Analistas previram a vitória de Farage, mas subestimaram o desempenho do autodenominado “guerreiro espacial intergaláctico”, o adversário que fez campanha usando uma lata de lixo como capacete, e previram uma participação eleitoral muito elevada.

Os principais partidos políticos britânicos, incluindo o governante Partido Trabalhista, rejeitaram a votação, que consideram uma manobra do líder de extrema-direita para evitar o escrutínio de suas atividades.

A situação permitiu que dezenas de candidatos pequenos, entre eles ‘Binface’, se destacassem durante a campanha.

“A vitória moral já é minha”, disse à AFP o comediante no centro de apuração durante a madrugada de sexta-feira, antes do anúncio do resultado final.

Farage não acompanhou a contagem dos votos, momento em que os candidatos tradicionalmente se reúnem para a proclamação dos resultados, alegando que a polícia o advertiu sobre o planejamento de uma “campanha organizada para interromper e deslegitimar o resultado”.

A taxa de participação foi de 44%, abaixo dos 59% registrados nas eleições gerais de 2024, mas isso é comum em eleições suplementares.

Na circunscrição, muitos eleitores mostraram pouco entusiasmo com a disputa eleitoral e até alguns voluntários do Reform UK descreveram a eleição como uma piada.

“É um pouco ridículo”, disse à AFP a ativista do partido Jane Embelton. “Basicamente, tudo isso é para fazer Nigel Farage parecer um idiota. Mas nem eu nem seus apoiadores o consideramos um idiota”.

Polêmicas

Quase 80 mil pessoas estavam aptas a votar na eleição, da qual participaram 34 candidatos, nenhum deles dos principais movimentos políticos, que consideram o evento uma cortina de fumaça de Farage, cujo partido liderou as pesquisas nacionais por 18 meses, antes de perder espaço recentemente. Ele surpreendeu os eleitores no mês passado, ao renunciar à sua cadeira – vai voltar a ocupá-la após a eleição suplementar.

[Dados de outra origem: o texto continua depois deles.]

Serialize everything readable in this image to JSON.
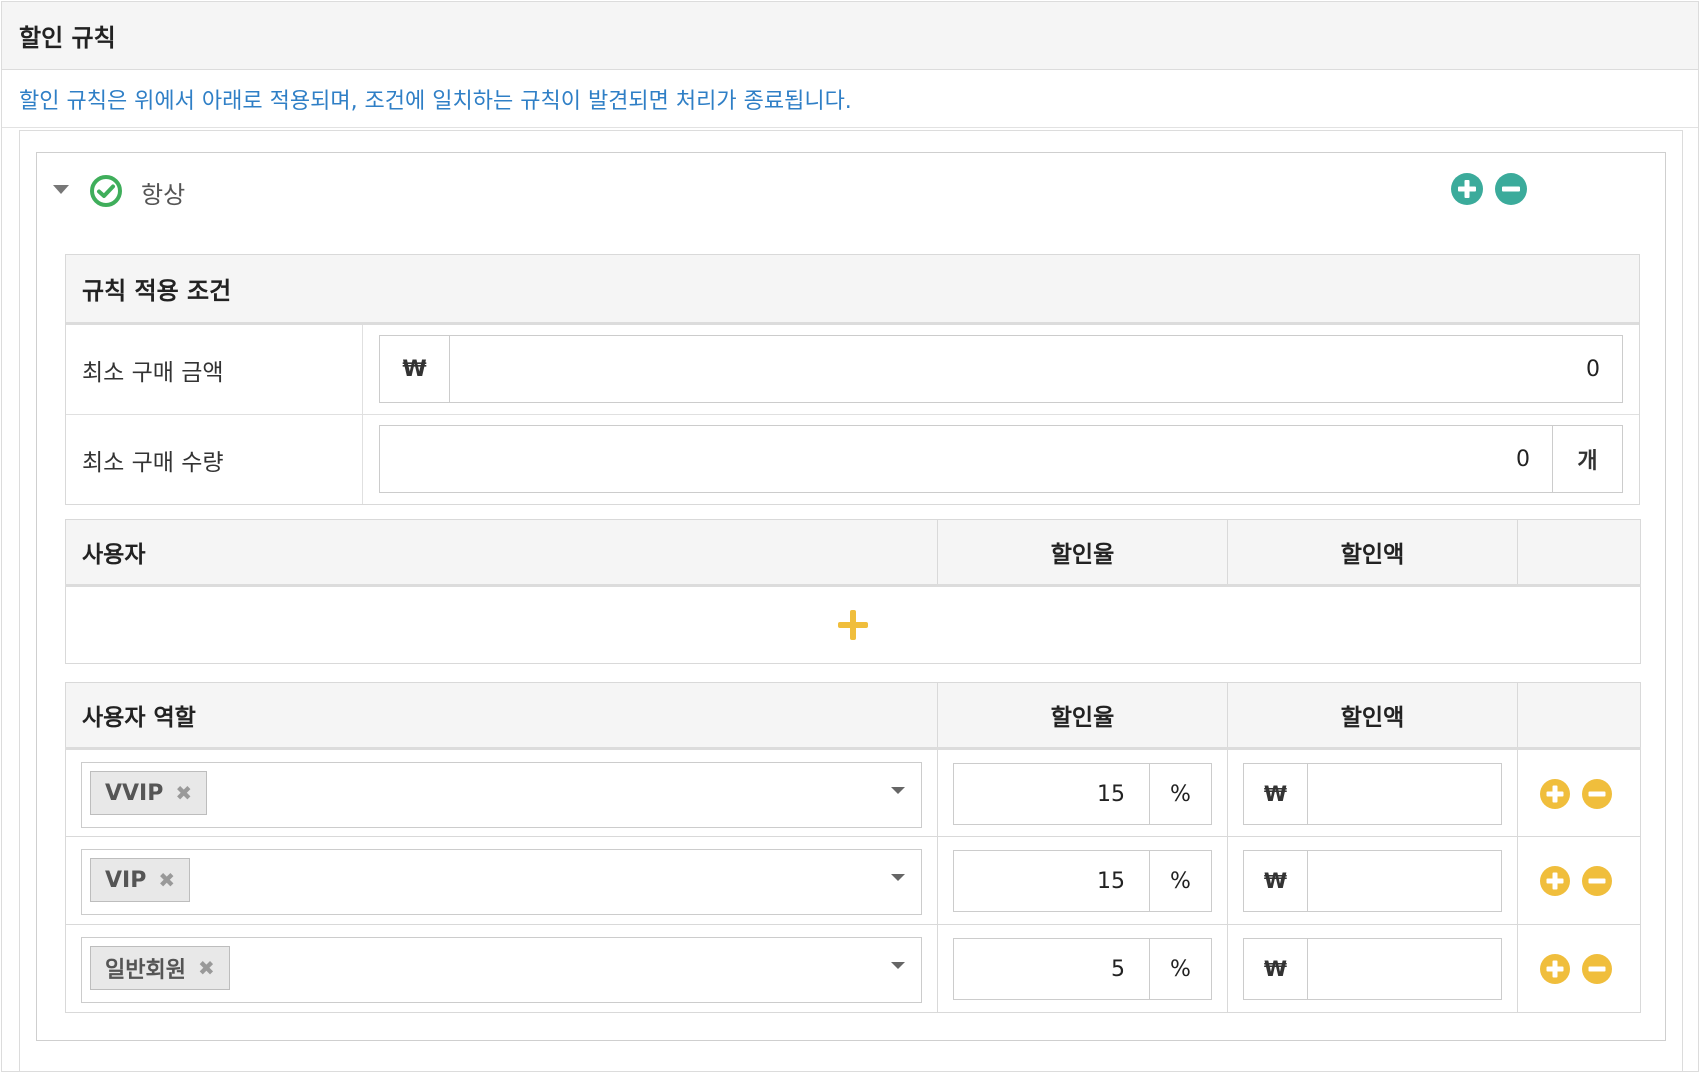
{
  "panel": {
    "title": "할인 규칙",
    "notice": "할인 규칙은 위에서 아래로 적용되며, 조건에 일치하는 규칙이 발견되면 처리가 종료됩니다."
  },
  "rule": {
    "name": "항상",
    "colors": {
      "teal": "#3bab9b",
      "green_check": "#3fae5b",
      "yellow": "#f0be3c",
      "notice_blue": "#2f7fc6"
    },
    "conditions": {
      "header": "규칙 적용 조건",
      "min_amount": {
        "label": "최소 구매 금액",
        "prefix": "₩",
        "value": "0"
      },
      "min_qty": {
        "label": "최소 구매 수량",
        "value": "0",
        "suffix": "개"
      }
    },
    "users": {
      "headers": {
        "user": "사용자",
        "rate": "할인율",
        "amount": "할인액"
      }
    },
    "roles": {
      "headers": {
        "role": "사용자 역할",
        "rate": "할인율",
        "amount": "할인액"
      },
      "rows": [
        {
          "role": "VVIP",
          "rate": "15",
          "rate_unit": "%",
          "amount_unit": "₩",
          "amount": ""
        },
        {
          "role": "VIP",
          "rate": "15",
          "rate_unit": "%",
          "amount_unit": "₩",
          "amount": ""
        },
        {
          "role": "일반회원",
          "rate": "5",
          "rate_unit": "%",
          "amount_unit": "₩",
          "amount": ""
        }
      ]
    }
  },
  "icons": {
    "collapse": "caret-down-icon",
    "status": "check-circle-icon",
    "add": "plus-circle-icon",
    "remove": "minus-circle-icon",
    "add_row": "plus-icon",
    "tag_remove": "times-icon",
    "select": "chevron-down-icon"
  }
}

Uma investigação do órgão parlamentar de controle da corrupção analisa as acusações de que Farage e o vice-líder do Reform, Richard Tice, não declararam doações, uma delas de mais de 6 milhões de dólares. Ambos negam ter cometido qualquer irregularidade.

Farage apresentou a votação de quinta-feira como uma batalha do “povo de Clacton contra ‘o establishment'”, com o objetivo de frustrar o que chamou de “armadilha” envolvendo suas finanças.

As polêmicas coincidiram com uma queda, segundo pesquisas, no apoio ao Reform e na popularidade de Farage, uma figura que divide a opinião pública.